Trust & Transparency
More than ever customers want to feel close ties with brand and stores they are purchasing from, they want to feel part of the team so to speak - they want to know who's working there, what they're doing, where their product is coming from essentially. However, divulging this intimate, inner workings on primary social accounts comes off rugged, underdeveloped and generally lazy - asif the marketing team have nothing better to do, so let's go make a few Snaps or videos in the office and see what 'Matt and Mona' are doing on their empty Wednesday afternoon in photo touching and website analysis.
This doesn't strike relevance or the trustworthy chord with the vast majority of customers and it only seeks to trivialise a prominent marketing channel that can not only be extrapolated as a mode of building affiliations and experiences with customers but also a handy recruitment tool.
The best example I've seen recently is SkyScanner, the notable flight and holiday search platform has launched SkyScanner growth on Twitter, a channel aimed specifically at recruitment it would appear but also has enough finesse to showcase how each decision at SkyScanner has the customer journey at its heart; both an endearing and actionable use of resources.
One step beyond
Can brands take this a step further; there's always been an appeal into how various retail or service organisations operate, you only have to think back through the plethora of TV serials that have taken that 'reality show' trend into shops, airports and so on.
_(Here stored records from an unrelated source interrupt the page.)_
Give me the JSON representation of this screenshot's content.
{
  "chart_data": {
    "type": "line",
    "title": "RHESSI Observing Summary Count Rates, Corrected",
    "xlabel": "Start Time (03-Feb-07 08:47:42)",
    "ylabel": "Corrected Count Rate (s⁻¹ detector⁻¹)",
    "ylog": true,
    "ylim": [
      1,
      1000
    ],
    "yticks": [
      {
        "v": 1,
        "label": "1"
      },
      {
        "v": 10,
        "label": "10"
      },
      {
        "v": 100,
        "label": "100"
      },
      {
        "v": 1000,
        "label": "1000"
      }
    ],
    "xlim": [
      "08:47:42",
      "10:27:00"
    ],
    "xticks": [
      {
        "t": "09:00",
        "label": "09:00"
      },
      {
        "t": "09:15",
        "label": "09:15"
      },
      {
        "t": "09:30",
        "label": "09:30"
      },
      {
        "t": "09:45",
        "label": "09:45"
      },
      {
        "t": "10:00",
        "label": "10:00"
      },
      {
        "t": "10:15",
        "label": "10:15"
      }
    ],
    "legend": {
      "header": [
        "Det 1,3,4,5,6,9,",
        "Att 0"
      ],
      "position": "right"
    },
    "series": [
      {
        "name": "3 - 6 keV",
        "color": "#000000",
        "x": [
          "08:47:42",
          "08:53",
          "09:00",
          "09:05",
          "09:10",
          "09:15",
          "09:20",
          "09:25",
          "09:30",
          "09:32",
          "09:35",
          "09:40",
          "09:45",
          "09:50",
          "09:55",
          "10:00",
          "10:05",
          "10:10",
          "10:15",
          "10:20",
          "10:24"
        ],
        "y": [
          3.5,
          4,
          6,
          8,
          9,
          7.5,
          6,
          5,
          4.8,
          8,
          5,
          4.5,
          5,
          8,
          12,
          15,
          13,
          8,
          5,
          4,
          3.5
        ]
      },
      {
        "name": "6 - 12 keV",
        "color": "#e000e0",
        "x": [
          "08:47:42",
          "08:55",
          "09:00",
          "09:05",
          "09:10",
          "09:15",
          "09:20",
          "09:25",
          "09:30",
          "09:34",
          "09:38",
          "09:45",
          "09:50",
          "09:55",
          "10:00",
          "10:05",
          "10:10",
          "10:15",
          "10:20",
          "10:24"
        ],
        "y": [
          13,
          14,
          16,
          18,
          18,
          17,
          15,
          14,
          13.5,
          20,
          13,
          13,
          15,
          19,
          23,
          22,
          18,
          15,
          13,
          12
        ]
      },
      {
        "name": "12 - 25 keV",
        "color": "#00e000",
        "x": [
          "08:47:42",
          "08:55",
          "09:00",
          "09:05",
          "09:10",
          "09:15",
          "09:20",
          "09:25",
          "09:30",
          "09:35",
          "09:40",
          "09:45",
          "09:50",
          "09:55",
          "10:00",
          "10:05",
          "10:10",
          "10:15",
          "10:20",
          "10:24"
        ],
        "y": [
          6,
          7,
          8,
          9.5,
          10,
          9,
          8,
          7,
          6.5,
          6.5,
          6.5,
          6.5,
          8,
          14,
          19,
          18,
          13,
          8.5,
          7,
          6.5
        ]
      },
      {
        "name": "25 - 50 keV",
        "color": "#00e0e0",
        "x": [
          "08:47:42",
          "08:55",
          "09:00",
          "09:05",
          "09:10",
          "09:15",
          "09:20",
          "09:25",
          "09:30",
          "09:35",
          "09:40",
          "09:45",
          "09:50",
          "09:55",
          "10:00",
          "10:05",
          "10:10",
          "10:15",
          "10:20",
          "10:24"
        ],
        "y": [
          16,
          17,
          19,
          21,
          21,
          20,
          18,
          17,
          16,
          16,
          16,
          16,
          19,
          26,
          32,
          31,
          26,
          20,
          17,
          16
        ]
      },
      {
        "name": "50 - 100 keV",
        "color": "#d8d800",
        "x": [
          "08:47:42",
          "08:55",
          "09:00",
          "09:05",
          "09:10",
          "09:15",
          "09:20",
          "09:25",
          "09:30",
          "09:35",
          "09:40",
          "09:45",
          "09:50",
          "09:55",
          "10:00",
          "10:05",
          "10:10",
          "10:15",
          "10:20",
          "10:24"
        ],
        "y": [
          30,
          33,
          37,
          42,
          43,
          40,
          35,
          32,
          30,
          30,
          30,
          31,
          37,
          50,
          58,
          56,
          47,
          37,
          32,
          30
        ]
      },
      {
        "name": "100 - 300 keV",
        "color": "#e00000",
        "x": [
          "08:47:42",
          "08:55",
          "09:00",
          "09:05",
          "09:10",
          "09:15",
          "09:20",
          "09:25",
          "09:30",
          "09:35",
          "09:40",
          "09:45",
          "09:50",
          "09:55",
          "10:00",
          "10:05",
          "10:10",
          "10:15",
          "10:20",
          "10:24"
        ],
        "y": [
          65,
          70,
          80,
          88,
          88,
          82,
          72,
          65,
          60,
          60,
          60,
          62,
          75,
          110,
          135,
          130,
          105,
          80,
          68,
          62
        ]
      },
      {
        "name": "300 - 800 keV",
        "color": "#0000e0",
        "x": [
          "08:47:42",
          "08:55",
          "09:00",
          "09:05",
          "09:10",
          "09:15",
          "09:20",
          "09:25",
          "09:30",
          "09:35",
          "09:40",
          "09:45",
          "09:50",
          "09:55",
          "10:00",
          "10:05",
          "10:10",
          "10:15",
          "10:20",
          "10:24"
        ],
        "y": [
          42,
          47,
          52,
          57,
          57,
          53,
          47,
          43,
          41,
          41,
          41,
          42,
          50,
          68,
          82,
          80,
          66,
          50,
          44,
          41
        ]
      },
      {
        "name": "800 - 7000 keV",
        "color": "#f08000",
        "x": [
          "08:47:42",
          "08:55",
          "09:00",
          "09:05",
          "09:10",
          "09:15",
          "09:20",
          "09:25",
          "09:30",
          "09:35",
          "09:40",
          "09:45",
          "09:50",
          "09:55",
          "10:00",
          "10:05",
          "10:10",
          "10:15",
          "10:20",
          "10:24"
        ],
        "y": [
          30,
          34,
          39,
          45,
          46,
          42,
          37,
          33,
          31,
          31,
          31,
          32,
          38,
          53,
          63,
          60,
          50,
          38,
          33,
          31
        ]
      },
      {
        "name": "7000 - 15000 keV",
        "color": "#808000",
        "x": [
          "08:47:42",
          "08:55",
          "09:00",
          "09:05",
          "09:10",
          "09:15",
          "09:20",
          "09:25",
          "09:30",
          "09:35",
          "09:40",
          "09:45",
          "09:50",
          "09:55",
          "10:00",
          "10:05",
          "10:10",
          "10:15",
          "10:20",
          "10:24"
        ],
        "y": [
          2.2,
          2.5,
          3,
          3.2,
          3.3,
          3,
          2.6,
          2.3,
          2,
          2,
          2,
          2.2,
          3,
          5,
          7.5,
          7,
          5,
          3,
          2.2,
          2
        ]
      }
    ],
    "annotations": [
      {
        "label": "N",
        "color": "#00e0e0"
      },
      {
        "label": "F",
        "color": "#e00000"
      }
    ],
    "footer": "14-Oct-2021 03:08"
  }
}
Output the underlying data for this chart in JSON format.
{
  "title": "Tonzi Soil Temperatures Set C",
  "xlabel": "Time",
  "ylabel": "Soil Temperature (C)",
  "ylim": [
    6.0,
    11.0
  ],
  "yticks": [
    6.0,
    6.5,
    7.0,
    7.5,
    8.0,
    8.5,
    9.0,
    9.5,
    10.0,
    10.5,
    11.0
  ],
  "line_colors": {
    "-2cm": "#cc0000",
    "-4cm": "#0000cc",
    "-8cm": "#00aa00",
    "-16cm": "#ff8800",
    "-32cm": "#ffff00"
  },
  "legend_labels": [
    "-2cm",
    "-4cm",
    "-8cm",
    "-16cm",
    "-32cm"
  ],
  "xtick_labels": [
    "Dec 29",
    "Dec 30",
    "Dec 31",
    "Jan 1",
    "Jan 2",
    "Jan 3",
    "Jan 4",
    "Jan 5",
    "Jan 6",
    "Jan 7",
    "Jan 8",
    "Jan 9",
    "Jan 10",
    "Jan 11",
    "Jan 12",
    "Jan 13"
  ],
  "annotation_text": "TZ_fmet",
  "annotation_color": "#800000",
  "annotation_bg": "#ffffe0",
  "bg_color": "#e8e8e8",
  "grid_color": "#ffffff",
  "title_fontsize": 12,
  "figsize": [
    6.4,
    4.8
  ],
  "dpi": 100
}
Naturally, there's a degree of vulnerability, perhaps brands see this as an invasion into how they operate, secrets they never want discovered. You can't imagine Apple, who only recently joined the Twitter party having a daily channel showcasing what they're doing across each department and why...
But by applying common sense a secondary social face can be a great resource of keeping your customers engaged, ensuring they see reason to continue buying from you and not your more guarded competitors and it also provides faces to the company they're handing their cash over too.
While brands have poured more effort into their company recruitment pages; a secondary social face gives a lot more detail into daily worklife and this could be an enormous weapon in attracting the best talent to continue propelling your brand forward in an ever competitive landscape.
This is an opportunity that if actioned with effort and a desire to communicate sincerely with your customers in a conversational mode, can have exponential benefits for brand advocacy and recurring sales; while hopefully boosting average order values.
Furthermore, it's not going to break your marketing budget. Low brow marketing with an undercurrent of deep value for your most valuable customers.